As wildfire warnings continue to race through California, utility giants PG&E and Southern California Edison (SCE) are stepping up their fire-risk mitigation plans for workers to harden infrastructure and manage vegetation. At the same time, the state’s utility providers are facing continued public backlash about preemptive power outages, known as Public Safety Power Shutoffs (PSPS) as a fire-prevention strategy.

The International Brotherhood of Electrical Workers (IBEW) Local 1245, which represents more than 12,000 frontline PG&E and utility workers, says 3,000 linesmen are currently working on tree trimming and vegetation clearance, up from an average of 1,200 workers, says Tom Dalzell, business manager for IBEW.  He expects the pace and rate of work to continue as the new normal for years.

“This is an hour or a time in history where utilities need engineers and field workers more than ever before and the type of financial leadership we have seen is now less important,” Dalzell says. “ ‘Let’s bring back the engineers’ is my mantra—financial people cannot figure out how to best sectionalize and segment lines or to harden systems.”

Between Oct. 9 and Oct. 13, PG&E implemented its seventh and largest shutdown after the National Weather Service issued red-flag fire warnings due to dry conditions, hot weather and winds throughout the state. PG&E expects that PSPSs will be part of the utility’s fire-prevention strategy for the next 10 years, CEO Bill Johnson told the CPUC at an Oct. 18 emergency meeting.

But that timeline only fanned the flames of growing public and state outrage as PG&E warned more than 200,000 Northern California customers of a second possible shutdown in two weeks due to fire-watch warnings as offshore winds, low humidity and dry vegetation combined throughout the state.

“What I was intending to convey is that we have a 10-year period in front of us where we would limit [power outages] every year, make narrower in scope,” says Johnson, defending the time frame as “realistic” at an Oct. 21 press conference. “But at the same time as we are reducing our element of risk, the fire risk is increasing—this is not a static condition; it’s dynamic, and the risk gets higher every year and I just think it takes a period of time given the experience of weather in this state to get to that point.”

PG&E is not the only California utility struggling with fire-risk mitigation. The National Weather Service predicts above normal “significant wildfire potential” from California’s northern to its southern border for October and large similar swaths of the state through December. 

Southern California Edison’s annual mitigation plans for year-round fire risk allot for the hiring of thousands of contractors to enact construction standards and vegetation management. “What we are talking about is the number of dead and dying trees in our state, and it’s just a tinder box that is created,” says David Song, SCE public information officer. “That is a variable you can’t undersell; it’s truly an issue that we are tackling on a statewide level.”

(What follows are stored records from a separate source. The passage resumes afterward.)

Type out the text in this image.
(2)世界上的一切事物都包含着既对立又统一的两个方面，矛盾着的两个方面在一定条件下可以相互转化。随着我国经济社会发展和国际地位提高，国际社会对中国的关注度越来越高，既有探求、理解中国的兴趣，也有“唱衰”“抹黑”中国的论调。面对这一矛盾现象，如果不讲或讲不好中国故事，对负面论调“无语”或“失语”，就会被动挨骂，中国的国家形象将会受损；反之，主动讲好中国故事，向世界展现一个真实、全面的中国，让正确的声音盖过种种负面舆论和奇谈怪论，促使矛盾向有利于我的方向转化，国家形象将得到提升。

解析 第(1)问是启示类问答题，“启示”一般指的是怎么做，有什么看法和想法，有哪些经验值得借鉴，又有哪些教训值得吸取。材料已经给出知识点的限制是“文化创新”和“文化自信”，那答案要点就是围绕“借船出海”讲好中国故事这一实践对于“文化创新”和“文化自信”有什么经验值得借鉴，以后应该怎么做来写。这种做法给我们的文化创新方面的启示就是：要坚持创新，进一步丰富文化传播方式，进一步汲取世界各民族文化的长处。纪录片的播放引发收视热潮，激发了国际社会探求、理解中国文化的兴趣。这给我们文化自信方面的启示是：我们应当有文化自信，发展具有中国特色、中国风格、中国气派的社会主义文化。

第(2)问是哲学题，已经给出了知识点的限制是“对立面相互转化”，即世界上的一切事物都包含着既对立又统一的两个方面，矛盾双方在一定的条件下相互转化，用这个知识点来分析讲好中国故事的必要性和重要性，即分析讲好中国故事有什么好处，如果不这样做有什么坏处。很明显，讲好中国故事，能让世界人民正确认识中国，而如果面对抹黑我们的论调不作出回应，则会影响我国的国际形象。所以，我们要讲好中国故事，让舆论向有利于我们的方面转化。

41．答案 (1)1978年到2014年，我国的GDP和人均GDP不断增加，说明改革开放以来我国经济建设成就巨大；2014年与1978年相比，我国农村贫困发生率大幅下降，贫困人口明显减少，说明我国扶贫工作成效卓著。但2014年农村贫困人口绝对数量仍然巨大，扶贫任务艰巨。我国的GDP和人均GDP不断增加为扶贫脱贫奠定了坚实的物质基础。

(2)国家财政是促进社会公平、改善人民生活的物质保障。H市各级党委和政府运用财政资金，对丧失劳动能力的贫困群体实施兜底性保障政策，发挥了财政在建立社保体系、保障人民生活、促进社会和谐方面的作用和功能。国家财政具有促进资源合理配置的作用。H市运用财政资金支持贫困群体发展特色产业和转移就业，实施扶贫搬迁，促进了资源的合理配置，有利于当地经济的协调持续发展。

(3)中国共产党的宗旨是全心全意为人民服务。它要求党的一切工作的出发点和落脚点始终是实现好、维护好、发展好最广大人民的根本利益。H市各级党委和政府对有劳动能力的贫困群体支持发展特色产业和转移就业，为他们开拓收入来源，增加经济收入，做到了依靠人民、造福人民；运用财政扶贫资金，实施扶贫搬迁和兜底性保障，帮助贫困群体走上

SCE said that while that work has accelerated in volume and size in the past two years, the utility’s business practices have not changed significantly and interested vendors can still apply for contract work through SCE’s five-step process.

At the same time, Dalzell notes that safety remains a concern for member workers, who have been accosted on site by angry customers, and for the public at large.

“We are all talking about the inconvenience from the PSPSs, and not the deaths from no PSPS,” says Dalzell.

What PG&E, SCE and IBEW agree on is that future fire-mitigation risk in California will include microgrids. IBEW’s Dalzell points to Paradise, Calif., which is using the form to rebuild after last November 2018’s Camp Fire, which killed at least 85 people and destroyed nearly 19,000 buildings.

PG&E was faulted for sparking that fire and forced with its parent company PG&E Corp. to file for Chapter 11 earlier this year. Together, they provide electricity to 16 million people in northern and central California.